Ganz bewusst bin ich mit meiner Partnerin ausnahmsweise zum zweiten Mal in dieses erholsame Nest gefahren. Nirgends sind die Menschen in Südeuropa entspannter als in Portugal. Niemals haben wir besseren Kaffee getrunken als auf den portugiesischen Inseln wie Madeira, den Azoren oder mitten in der Hauptstadt in Lissabon. Der Verkehr ist hier nicht so hitzig, es gibt viel weniger Trubel als in Spanien, der Massentourismus tummelt sich erst hundert Kilometer weiter westlich an der Algarve.
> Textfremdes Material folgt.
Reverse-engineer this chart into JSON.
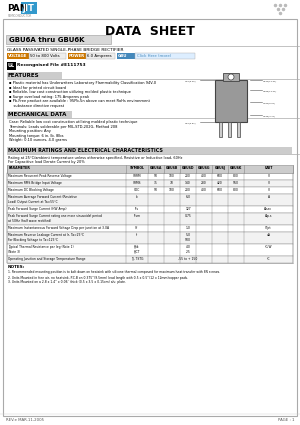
{
  "title": "DATA  SHEET",
  "part_number": "GBU6A thru GBU6K",
  "description": "GLASS PASSIVATED SINGLE-PHASE BRIDGE RECTIFIER",
  "voltage_label": "VOLTAGE",
  "voltage_value": "50 to 800 Volts",
  "power_label": "POWER",
  "power_value": "6.0 Amperes",
  "gbu_label": "GBU",
  "gbu_note": "Click Here (more)",
  "ul_text": "Recongnised File #E111753",
  "features_title": "FEATURES",
  "features": [
    "▪ Plastic material has Underwriters Laboratory Flammability Classification 94V-0",
    "▪ Ideal for printed circuit board",
    "▪ Reliable, low cost construction utilizing molded plastic technique",
    "▪ Surge overload rating: 175 Amperes peak",
    "▪ Pb-Free product are available : 95Pb-5n above can meet RoHs environment",
    "    substance directive request"
  ],
  "mech_title": "MECHANICAL DATA",
  "mech_data": [
    "Case: Reliable low cost construction utilizing molded plastic technique",
    "Terminals: Leads solderable per MIL-STD-202G, Method 208",
    "Mounting position: Any",
    "Mounting torque: 6 in. lb. 8lbs",
    "Weight: 0.10 ounces, 4.0 grams"
  ],
  "elec_title": "MAXIMUM RATINGS AND ELECTRICAL CHARACTERISTICS",
  "rating_note1": "Rating at 25°C/ambient temperature unless otherwise specified, Resistive or Inductive load, 60Hz",
  "rating_note2": "For Capacitive load Derate Current by 20%",
  "table_headers": [
    "PARAMETER",
    "SYMBOL",
    "GBU6A",
    "GBU6B",
    "GBU6D",
    "GBU6G",
    "GBU6J",
    "GBU6K",
    "UNIT"
  ],
  "table_rows": [
    [
      "Maximum Recurrent Peak Reverse Voltage",
      "VRRM",
      "50",
      "100",
      "200",
      "400",
      "600",
      "800",
      "V"
    ],
    [
      "Maximum RMS Bridge Input Voltage",
      "VRMS",
      "35",
      "70",
      "140",
      "280",
      "420",
      "560",
      "V"
    ],
    [
      "Maximum DC Blocking Voltage",
      "VDC",
      "50",
      "100",
      "200",
      "400",
      "600",
      "800",
      "V"
    ],
    [
      "Maximum Average Forward Current (Resistive\nLoad) Output Current at Ta=55°C",
      "Io",
      "",
      "",
      "6.0",
      "",
      "",
      "",
      "A"
    ],
    [
      "Peak Forward Surge Current (HW Amp)",
      "IFs",
      "",
      "",
      "127",
      "",
      "",
      "",
      "A/sec"
    ],
    [
      "Peak Forward Surge Current rating one more sinusoidal period\nat 50Hz (half wave rectified)",
      "IFsm",
      "",
      "",
      "0.75",
      "",
      "",
      "",
      "A/p.s"
    ],
    [
      "Maximum Instantaneous Forward Voltage Drop per junction at 3.0A",
      "Vf",
      "",
      "",
      "1.0",
      "",
      "",
      "",
      "V/jct"
    ],
    [
      "Maximum Reverse Leakage Current at Ir, Ta=25°C\nFor Blocking Voltage to Ta=125°C",
      "Ir",
      "",
      "",
      "5.0\n500",
      "",
      "",
      "",
      "uA"
    ],
    [
      "Typical Thermal Resistance per leg (Note 1)\n(Note 3)",
      "θJtk\nθJCT",
      "",
      "",
      "4.0\n2.5",
      "",
      "",
      "",
      "°C/W"
    ],
    [
      "Operating Junction and Storage Temperature Range",
      "TJ, TSTG",
      "",
      "",
      "-55 to + 150",
      "",
      "",
      "",
      "°C"
    ]
  ],
  "notes_title": "NOTES:",
  "notes": [
    "1. Recommended mounting position is to bolt down on heatsink with silicone thermal compound for maximum heat transfer with 8N screws.",
    "2. Units Mounted in free air, no heatsink, P.C.B on 0.375''(9.5mm) lead length with 0.5 x 0.5''(12 x 12mm)copper pads.",
    "3. Units Mounted on a 2.8 x 1.4'' x 0.06'' thick (0.5 x 3.5 x 0.15cm) alu. plate."
  ],
  "footer_rev": "REV.e MAR.11,2005",
  "footer_page": "PAGE : 1"
}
Hier gibt es sie noch, die gute alte Zeit, die in Südeuropa unter der Sonne irgendwie noch langsamer tickt: Entspannte Leute, verrostete Autos, günstige Leihräder, winzig kleine Tante Emma Läden, kaltes Bier aus der Flasche serviert für 1,30 Euro direkt an der Mole im Sonnenuntergang, einzig die Immobilienpreise sind schamlos explodiert. Ein Grund für Nordeuropäer mindestens zwei Gänge runter zu schalten. Oder gleich hier zu bleiben für den Rest des Lebens. Ein Fahrrad und eine alte Fischerhütte würden doch reichen…?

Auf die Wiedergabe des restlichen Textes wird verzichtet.